KENDARI — Kursi pimpinan DPRD Sulawesi Tenggara (Sultra) akhirnya terisi. DPP Partai NasDem menerbitkan keputusan baru yang menunjuk Sudarmanto Saeka sebagai Ketua DPRD Sultra definitif untuk sisa masa jabatan 2024-2029.
Keputusan ini sekaligus mencabut SK sebelumnya yang menetapkan Syahrul Said sebagai ketua. Pergantian nama di tengah jalan ini menjadi episode terbaru dari dinamika politik yang berlarut-larut di tubuh legislatif provinsi tersebut.
Sepanjang sembilan bulan terakhir, agenda paripurna pengesahan pergantian ketua berulang kali gagal. Mayoritas anggota DPRD tidak hadir dalam empat kali rapat yang dijadwalkan. Salah satu agenda bahkan sempat diwarnai kericuhan.
Pola ketidakhadiran yang konsisten pada agenda spesifik ini menarik dicermati. Dalam kajian politik, fenomena ini dikenal sebagai strategic absenteeism—absensi yang sengaja digunakan sebagai instrumen veto informal.
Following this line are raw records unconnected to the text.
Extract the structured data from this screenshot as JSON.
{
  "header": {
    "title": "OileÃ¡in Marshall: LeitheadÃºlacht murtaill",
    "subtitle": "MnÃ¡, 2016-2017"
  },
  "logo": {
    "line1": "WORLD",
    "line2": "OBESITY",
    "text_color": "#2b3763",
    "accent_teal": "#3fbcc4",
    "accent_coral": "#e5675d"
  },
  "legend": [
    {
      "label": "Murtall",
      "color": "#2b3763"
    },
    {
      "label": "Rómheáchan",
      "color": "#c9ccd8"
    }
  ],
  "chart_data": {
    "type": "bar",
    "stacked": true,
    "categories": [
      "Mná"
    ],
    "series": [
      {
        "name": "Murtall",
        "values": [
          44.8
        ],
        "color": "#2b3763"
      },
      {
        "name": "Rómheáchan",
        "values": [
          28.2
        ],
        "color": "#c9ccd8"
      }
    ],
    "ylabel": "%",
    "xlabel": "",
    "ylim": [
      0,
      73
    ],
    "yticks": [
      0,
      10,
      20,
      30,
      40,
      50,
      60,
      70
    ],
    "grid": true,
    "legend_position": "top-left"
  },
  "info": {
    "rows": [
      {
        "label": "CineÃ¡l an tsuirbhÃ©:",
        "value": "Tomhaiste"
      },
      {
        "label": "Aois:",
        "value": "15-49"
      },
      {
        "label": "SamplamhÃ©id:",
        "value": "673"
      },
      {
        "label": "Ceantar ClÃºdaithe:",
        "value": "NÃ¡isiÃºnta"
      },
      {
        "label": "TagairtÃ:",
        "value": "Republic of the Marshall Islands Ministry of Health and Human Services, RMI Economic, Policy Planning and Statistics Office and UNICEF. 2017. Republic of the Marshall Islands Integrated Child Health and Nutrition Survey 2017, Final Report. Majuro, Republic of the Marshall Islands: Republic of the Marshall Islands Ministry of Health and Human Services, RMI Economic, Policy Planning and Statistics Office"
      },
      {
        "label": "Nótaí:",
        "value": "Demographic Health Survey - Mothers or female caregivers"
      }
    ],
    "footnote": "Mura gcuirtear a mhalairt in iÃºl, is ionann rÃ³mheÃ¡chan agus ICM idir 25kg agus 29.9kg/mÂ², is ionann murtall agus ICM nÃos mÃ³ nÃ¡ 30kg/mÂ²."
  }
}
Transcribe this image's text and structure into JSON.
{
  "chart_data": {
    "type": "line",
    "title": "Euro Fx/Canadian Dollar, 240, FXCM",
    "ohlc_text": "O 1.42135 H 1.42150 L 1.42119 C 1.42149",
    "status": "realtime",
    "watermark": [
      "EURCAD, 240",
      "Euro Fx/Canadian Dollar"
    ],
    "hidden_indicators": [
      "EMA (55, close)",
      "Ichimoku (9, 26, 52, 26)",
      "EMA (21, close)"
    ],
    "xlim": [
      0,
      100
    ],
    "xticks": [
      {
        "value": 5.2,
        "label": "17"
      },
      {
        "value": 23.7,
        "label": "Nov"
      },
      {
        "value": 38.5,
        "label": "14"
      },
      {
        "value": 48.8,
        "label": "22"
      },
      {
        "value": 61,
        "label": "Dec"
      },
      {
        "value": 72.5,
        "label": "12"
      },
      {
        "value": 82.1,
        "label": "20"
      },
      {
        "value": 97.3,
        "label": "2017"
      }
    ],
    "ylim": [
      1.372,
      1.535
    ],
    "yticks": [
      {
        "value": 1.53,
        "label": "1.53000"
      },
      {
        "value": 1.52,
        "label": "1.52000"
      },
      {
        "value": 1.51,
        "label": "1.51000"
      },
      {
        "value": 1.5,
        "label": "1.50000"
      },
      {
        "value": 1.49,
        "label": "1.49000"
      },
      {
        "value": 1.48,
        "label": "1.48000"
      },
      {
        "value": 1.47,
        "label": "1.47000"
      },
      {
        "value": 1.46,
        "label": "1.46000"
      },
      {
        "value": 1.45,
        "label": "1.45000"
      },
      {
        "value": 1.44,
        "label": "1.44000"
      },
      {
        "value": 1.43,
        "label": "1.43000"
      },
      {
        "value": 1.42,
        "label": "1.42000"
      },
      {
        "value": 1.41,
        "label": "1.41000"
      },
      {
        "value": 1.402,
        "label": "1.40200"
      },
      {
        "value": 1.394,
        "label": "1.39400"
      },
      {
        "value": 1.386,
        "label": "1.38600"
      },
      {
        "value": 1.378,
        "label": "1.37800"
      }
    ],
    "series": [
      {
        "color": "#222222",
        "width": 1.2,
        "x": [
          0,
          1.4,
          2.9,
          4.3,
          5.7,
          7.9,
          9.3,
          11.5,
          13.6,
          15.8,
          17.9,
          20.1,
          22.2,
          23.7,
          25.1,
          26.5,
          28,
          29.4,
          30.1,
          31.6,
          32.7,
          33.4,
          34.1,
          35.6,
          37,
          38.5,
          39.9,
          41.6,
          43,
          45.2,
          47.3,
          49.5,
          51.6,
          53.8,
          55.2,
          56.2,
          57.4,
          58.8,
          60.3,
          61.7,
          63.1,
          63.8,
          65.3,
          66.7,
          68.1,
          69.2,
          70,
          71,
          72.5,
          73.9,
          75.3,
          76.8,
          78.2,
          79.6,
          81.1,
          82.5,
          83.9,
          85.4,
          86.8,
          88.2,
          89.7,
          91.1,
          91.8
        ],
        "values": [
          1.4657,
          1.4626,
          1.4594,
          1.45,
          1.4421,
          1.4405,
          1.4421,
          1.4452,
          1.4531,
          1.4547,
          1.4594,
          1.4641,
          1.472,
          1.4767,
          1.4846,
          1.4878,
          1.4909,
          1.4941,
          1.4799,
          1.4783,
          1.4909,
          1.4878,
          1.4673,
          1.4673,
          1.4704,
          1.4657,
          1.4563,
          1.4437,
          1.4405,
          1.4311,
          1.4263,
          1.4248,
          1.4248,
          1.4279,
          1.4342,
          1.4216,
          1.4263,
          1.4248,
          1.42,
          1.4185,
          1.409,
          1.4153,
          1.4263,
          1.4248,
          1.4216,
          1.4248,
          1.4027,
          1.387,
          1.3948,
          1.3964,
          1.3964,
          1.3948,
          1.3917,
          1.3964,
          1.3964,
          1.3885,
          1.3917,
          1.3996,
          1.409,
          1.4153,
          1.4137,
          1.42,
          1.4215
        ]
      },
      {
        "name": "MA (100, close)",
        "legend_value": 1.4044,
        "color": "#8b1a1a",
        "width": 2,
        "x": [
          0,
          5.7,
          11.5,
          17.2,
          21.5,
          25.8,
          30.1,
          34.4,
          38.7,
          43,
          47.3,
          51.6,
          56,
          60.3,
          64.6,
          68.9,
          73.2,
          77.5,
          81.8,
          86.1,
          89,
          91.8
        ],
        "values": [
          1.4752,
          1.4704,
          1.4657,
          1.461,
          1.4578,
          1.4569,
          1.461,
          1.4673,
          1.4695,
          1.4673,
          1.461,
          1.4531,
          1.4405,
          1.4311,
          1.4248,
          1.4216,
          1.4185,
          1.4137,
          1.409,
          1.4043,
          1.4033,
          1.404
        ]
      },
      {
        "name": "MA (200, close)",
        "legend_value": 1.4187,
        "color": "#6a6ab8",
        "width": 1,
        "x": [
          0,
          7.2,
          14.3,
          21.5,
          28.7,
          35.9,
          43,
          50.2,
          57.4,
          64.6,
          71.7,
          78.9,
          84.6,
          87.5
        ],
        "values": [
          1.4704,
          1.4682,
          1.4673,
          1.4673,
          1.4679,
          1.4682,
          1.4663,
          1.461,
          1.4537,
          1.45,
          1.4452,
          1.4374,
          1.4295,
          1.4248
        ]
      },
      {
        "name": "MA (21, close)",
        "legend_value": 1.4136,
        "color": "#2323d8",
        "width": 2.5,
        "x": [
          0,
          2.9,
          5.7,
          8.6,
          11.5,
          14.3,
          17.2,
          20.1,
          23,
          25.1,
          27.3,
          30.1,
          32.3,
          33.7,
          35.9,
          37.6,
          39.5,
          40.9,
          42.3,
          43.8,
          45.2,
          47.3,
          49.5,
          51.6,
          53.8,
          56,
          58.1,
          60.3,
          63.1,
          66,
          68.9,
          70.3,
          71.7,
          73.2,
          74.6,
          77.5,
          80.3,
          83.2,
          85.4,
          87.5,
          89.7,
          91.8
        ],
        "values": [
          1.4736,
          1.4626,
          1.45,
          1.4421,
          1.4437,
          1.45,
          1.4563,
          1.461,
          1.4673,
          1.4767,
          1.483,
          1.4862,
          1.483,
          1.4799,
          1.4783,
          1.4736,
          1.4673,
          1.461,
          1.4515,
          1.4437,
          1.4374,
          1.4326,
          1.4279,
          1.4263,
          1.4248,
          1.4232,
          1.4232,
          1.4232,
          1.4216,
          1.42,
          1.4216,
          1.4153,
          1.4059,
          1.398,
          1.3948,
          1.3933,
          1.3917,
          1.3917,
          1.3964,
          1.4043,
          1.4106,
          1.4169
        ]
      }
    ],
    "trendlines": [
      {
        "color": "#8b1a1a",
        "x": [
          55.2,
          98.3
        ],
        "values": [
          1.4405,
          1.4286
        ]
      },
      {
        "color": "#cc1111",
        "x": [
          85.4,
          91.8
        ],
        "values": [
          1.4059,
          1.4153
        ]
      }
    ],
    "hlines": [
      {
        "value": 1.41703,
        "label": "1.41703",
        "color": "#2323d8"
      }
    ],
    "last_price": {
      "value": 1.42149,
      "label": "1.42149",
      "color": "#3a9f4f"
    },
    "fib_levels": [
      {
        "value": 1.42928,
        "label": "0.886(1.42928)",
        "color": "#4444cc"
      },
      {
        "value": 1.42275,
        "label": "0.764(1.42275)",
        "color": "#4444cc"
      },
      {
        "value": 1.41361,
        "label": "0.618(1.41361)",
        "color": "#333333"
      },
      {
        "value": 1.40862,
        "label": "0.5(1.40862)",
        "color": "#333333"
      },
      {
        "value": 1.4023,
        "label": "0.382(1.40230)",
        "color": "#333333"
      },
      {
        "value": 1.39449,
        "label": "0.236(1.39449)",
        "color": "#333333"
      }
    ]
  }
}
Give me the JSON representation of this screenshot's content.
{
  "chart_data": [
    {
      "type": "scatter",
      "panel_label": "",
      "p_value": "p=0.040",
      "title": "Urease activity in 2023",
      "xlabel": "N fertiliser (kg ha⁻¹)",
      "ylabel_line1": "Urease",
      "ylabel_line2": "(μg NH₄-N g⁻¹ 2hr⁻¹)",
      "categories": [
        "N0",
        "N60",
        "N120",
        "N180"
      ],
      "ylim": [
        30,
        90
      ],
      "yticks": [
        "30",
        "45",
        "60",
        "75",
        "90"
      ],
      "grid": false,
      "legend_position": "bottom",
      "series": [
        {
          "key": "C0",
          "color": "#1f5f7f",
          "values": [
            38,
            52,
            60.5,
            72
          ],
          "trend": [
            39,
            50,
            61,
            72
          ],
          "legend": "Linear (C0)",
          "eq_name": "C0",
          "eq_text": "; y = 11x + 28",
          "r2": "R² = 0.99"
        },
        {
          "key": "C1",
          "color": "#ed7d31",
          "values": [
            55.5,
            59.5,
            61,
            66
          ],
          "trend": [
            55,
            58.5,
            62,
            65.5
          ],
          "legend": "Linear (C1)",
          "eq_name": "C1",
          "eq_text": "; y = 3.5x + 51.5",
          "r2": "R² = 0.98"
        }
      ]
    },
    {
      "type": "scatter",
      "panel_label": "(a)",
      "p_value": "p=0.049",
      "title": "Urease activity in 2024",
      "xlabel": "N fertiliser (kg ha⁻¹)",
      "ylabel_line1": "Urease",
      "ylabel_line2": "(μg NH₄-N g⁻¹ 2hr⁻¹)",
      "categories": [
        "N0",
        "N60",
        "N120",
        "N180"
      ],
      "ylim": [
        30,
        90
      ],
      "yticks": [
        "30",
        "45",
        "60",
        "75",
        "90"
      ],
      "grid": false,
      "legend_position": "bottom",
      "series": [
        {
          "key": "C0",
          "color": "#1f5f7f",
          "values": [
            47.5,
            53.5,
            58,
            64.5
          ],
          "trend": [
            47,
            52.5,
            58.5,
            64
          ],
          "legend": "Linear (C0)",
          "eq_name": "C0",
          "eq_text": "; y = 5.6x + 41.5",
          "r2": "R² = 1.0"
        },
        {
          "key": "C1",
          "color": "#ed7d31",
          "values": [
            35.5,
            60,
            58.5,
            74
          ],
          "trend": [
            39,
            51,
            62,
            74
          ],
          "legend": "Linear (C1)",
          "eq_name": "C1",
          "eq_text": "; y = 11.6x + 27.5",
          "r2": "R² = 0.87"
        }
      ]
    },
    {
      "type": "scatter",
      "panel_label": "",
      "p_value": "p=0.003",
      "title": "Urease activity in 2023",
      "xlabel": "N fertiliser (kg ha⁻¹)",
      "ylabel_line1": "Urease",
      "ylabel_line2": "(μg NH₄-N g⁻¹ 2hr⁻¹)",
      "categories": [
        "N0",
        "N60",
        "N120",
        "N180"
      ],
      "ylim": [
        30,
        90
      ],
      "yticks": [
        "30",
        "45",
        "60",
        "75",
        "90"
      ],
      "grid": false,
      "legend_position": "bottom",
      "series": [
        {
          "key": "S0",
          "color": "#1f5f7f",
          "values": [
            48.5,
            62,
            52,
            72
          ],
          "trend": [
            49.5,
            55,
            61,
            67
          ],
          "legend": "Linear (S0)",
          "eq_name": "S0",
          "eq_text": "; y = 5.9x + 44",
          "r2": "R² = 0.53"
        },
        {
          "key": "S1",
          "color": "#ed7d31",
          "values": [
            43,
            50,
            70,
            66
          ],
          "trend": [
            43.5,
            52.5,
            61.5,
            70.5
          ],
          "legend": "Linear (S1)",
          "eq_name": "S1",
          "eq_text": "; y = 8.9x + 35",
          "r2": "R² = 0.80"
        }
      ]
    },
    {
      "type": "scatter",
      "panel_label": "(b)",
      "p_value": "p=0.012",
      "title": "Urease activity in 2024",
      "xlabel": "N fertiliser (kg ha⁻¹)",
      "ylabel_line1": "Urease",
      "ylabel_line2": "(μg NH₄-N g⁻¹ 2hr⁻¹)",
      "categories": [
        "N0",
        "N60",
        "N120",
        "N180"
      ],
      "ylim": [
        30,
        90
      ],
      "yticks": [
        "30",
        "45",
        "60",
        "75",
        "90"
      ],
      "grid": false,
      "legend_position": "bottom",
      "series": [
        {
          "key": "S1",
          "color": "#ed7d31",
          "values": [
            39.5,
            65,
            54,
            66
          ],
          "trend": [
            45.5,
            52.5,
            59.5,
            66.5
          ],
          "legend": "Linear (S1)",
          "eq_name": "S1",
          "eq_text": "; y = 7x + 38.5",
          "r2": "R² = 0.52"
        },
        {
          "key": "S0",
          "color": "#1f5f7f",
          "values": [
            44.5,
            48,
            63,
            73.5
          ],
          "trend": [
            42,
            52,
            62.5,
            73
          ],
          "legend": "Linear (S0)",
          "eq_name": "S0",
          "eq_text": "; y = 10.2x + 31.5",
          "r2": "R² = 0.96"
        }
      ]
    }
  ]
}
Absen tidak meninggalkan jejak argumentasi yang bisa dibantah langsung. Cara ini lebih aman secara politik bagi fraksi yang menolak pengesahan, tetapi tidak mau bersikap eksplisit.
Publik Sultra mengasumsikan penggantian Tariala turut dipicu oleh kedekatannya dengan Gubernur Sultra Andi Sumangerukka. Sebagian fraksi diduga menjaga posisi Tariala karena adanya relasi sosiologis dan ikatan primordial.
Perlu ditegaskan, asumsi ini belum terkonfirmasi melalui sumber resmi maupun pemberitaan yang terverifikasi. Posisinya masih sebatas dugaan publik, bukan fakta yang sudah dipastikan kebenarannya.
Secara teoretis, dugaan semacam ini relevan untuk dibahas. Konsep modal sosial dari Pierre Bourdieu maupun Robert Putnam menjelaskan bagaimana kesamaan asal daerah kerap menjadi perekat koalisi politik yang lebih kuat dibanding garis ideologi partai.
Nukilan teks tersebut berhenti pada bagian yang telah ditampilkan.